De identificatie van de ontvanger. Dit is een vrije tekst, die een speciale betekenis kan hebben op specifieke communicatiekanalen.
Registratie en foutafhandeling
De volgende functies kunnen alleen worden opgeroepen terwijl een mapping actief is. Deze functies zijn bedoeld om te worden gebruikt voor aangepaste foutafhandeling vanaf code.
LogError
Logt een foutmelding in.
De foutmelding. De uitvoering zal na deze oproep worden voortgezet. Om de regelstroom te onderbreken, gebruikt u de native ERROR-functie.
LogWarning
Logt een waarschuwing in.
De tekst van de waarschuwing.
LogInformation
Logboekinformatie.
De te loggen informatie.
LogDocumentError
Registreert een fout die bij een EDI-document hoort. Er is een meer universele functie genaamd LogRecIDErrorWithCode.
De foutmelding.
Het EDI Document waar de fout bij hoort.
LogDocumentWarning
Registreert een waarschuwing die bij een EDI-document hoort.

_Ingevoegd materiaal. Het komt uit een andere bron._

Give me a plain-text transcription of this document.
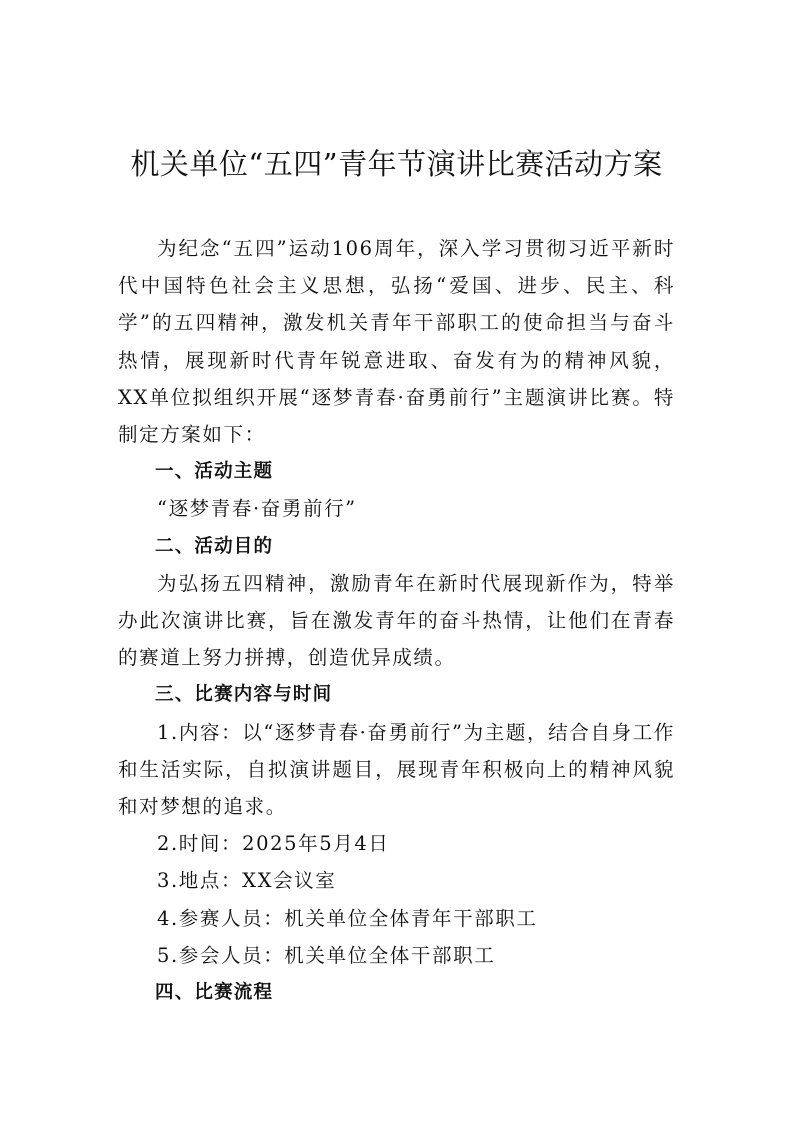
机关单位“五四”青年节演讲比赛活动方案

为纪念“五四”运动106周年，深入学习贯彻习近平新时代中国特色社会主义思想，弘扬“爱国、进步、民主、科学”的五四精神，激发机关青年干部职工的使命担当与奋斗热情，展现新时代青年锐意进取、奋发有为的精神风貌，XX单位拟组织开展“逐梦青春·奋勇前行”主题演讲比赛。特制定方案如下：

一、活动主题

“逐梦青春·奋勇前行”

二、活动目的

为弘扬五四精神，激励青年在新时代展现新作为，特举办此次演讲比赛，旨在激发青年的奋斗热情，让他们在青春的赛道上努力拼搏，创造优异成绩。

三、比赛内容与时间

1.内容：以“逐梦青春·奋勇前行”为主题，结合自身工作和生活实际，自拟演讲题目，展现青年积极向上的精神风貌和对梦想的追求。

2.时间：2025年5月4日

3.地点：XX会议室

4.参赛人员：机关单位全体青年干部职工

5.参会人员：机关单位全体干部职工

四、比赛流程
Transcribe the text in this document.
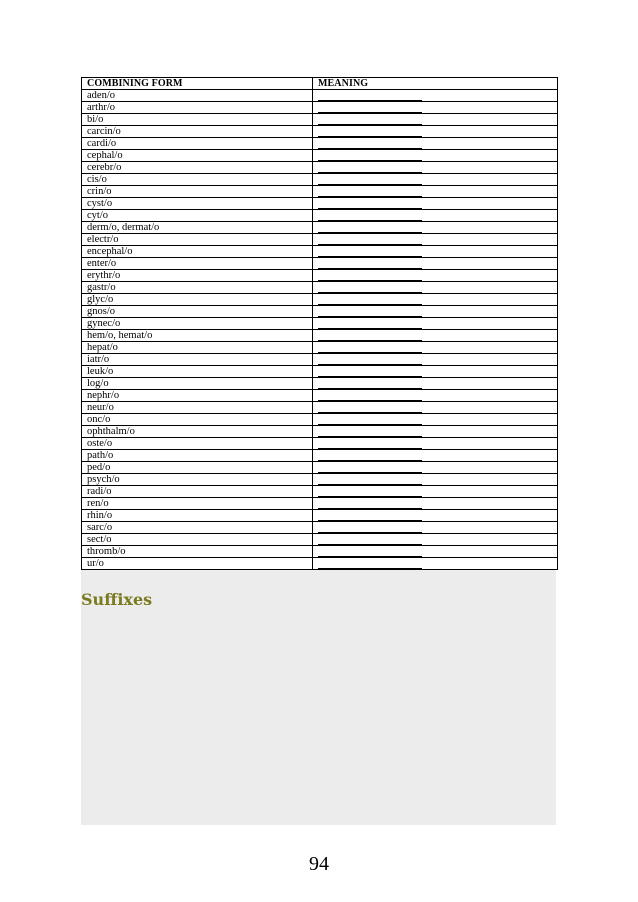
COMBINING FORM	MEANING
aden/o	
arthr/o	
bi/o	
carcin/o	
cardi/o	
cephal/o	
cerebr/o	
cis/o	
crin/o	
cyst/o	
cyt/o	
derm/o, dermat/o	
electr/o	
encephal/o	
enter/o	
erythr/o	
gastr/o	
glyc/o	
gnos/o	
gynec/o	
hem/o, hemat/o	
hepat/o	
iatr/o	
leuk/o	
log/o	
nephr/o	
neur/o	
onc/o	
ophthalm/o	
oste/o	
path/o	
ped/o	
psych/o	
radi/o	
ren/o	
rhin/o	
sarc/o	
sect/o	
thromb/o	
ur/o	
Suffixes
94
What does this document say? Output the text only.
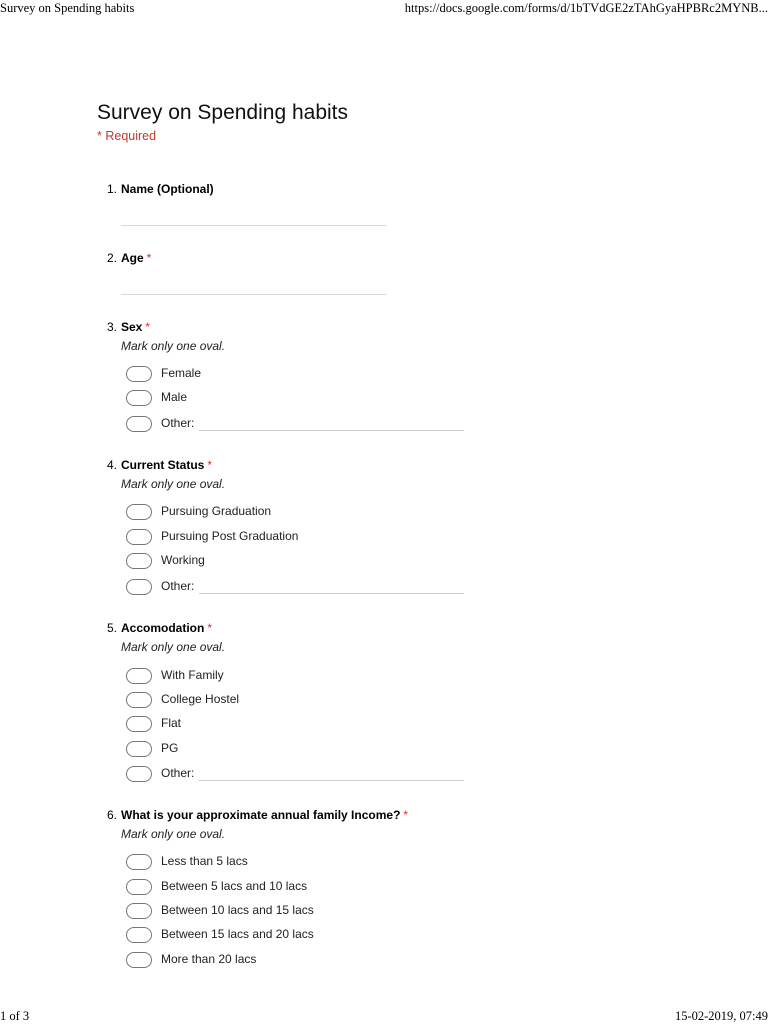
Survey on Spending habits	https://docs.google.com/forms/d/1bTVdGE2zTAhGyaHPBRc2MYNB...
Survey on Spending habits
* Required
1. Name (Optional)
2. Age *
3. Sex *
Mark only one oval.
Female
Male
Other:
4. Current Status *
Mark only one oval.
Pursuing Graduation
Pursuing Post Graduation
Working
Other:
5. Accomodation *
Mark only one oval.
With Family
College Hostel
Flat
PG
Other:
6. What is your approximate annual family Income? *
Mark only one oval.
Less than 5 lacs
Between 5 lacs and 10 lacs
Between 10 lacs and 15 lacs
Between 15 lacs and 20 lacs
More than 20 lacs
1 of 3	15-02-2019, 07:49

Er is een meer universele functie die LogRecIDWarningWithCode heet.
De waarschuwing om te worden gelogd.
Het EDI Document waar de fout bij hoort.
LogDocumentInformation
Legt een informatie vast die bij een EDI-document hoort. Er is een meer universele functie die LogRecIDInformationWithCode heet.
De te loggen informatie.
Het EDI Document waar de fout bij hoort.
LogDocumentLineError
Registreert een fout die hoort bij een EDI Document Line. Er is een meer algemene functie genaamd LogRecIDErrorWithCode.
De foutmelding die moet worden gelogd.
De EDI Document Line waar de fout bij hoort.
LogDocumentLineWarning
Registreert een waarschuwing die hoort bij een EDI Document Line. Er is een meer algemene functie genaamd LogRecIDWarningWithCode.
De waarschuwing die gelogd moet worden.
De EDI Document Line waar de fout bij hoort.
LogDocumentLineInformation
Legt een informatie vast die bij een EDI-documentlijn hoort. Er is een meer algemene functie genaamd LogRecIDInformationWithCode.
De te loggen informatie.
De EDI Document Line waar de fout bij hoort.
LogErrorWithCode
Registreert een fout met een extra foutcode.
Of het nu gaat om het doorbreken van de regelstroom of om het voortzetten van de uitvoering
De foutmelding die moet worden gelogd.
Een code om de fout te identificeren.
LogWarningWithCode
Logt een waarschuwing met een extra foutcode.
De waarschuwing die gelogd moet worden.
Een code om de fout te identificeren.
LogInformationWithCode
Registreert een informatie met een extra foutcode.
De informatie die gelogd moet worden.
Een code om de fout te identificeren.
LogRecIDErrorWithCode
Registreert een foutmelding die bij een specifiek record hoort.
Of het nu gaat om het doorbreken van de regelstroom of het voortzetten van de uitvoering.
De foutmelding die moet worden gelogd.
Het record ID waar de fout bij hoort.
Een foutcode om de fout te identificeren.
Of de fout kan worden geaccepteerd door de eindgebruiker. Hiervoor is een niet-lege foutcode nodig.
LogRecIDWarningWithCode
Registreert een waarschuwing die bij een record hoort.
De waarschuwing die gelogd moet worden.
De record id waar de waarschuwing bij hoort.
Een code om de logboekvermelding te identificeren.
LogRecIDInformationWithCode
Legt een informatie vast die bij een record hoort.
De informatie die gelogd moet worden.
De record id waar de informatie bij hoort.
Een code om de logboekvermelding te identificeren.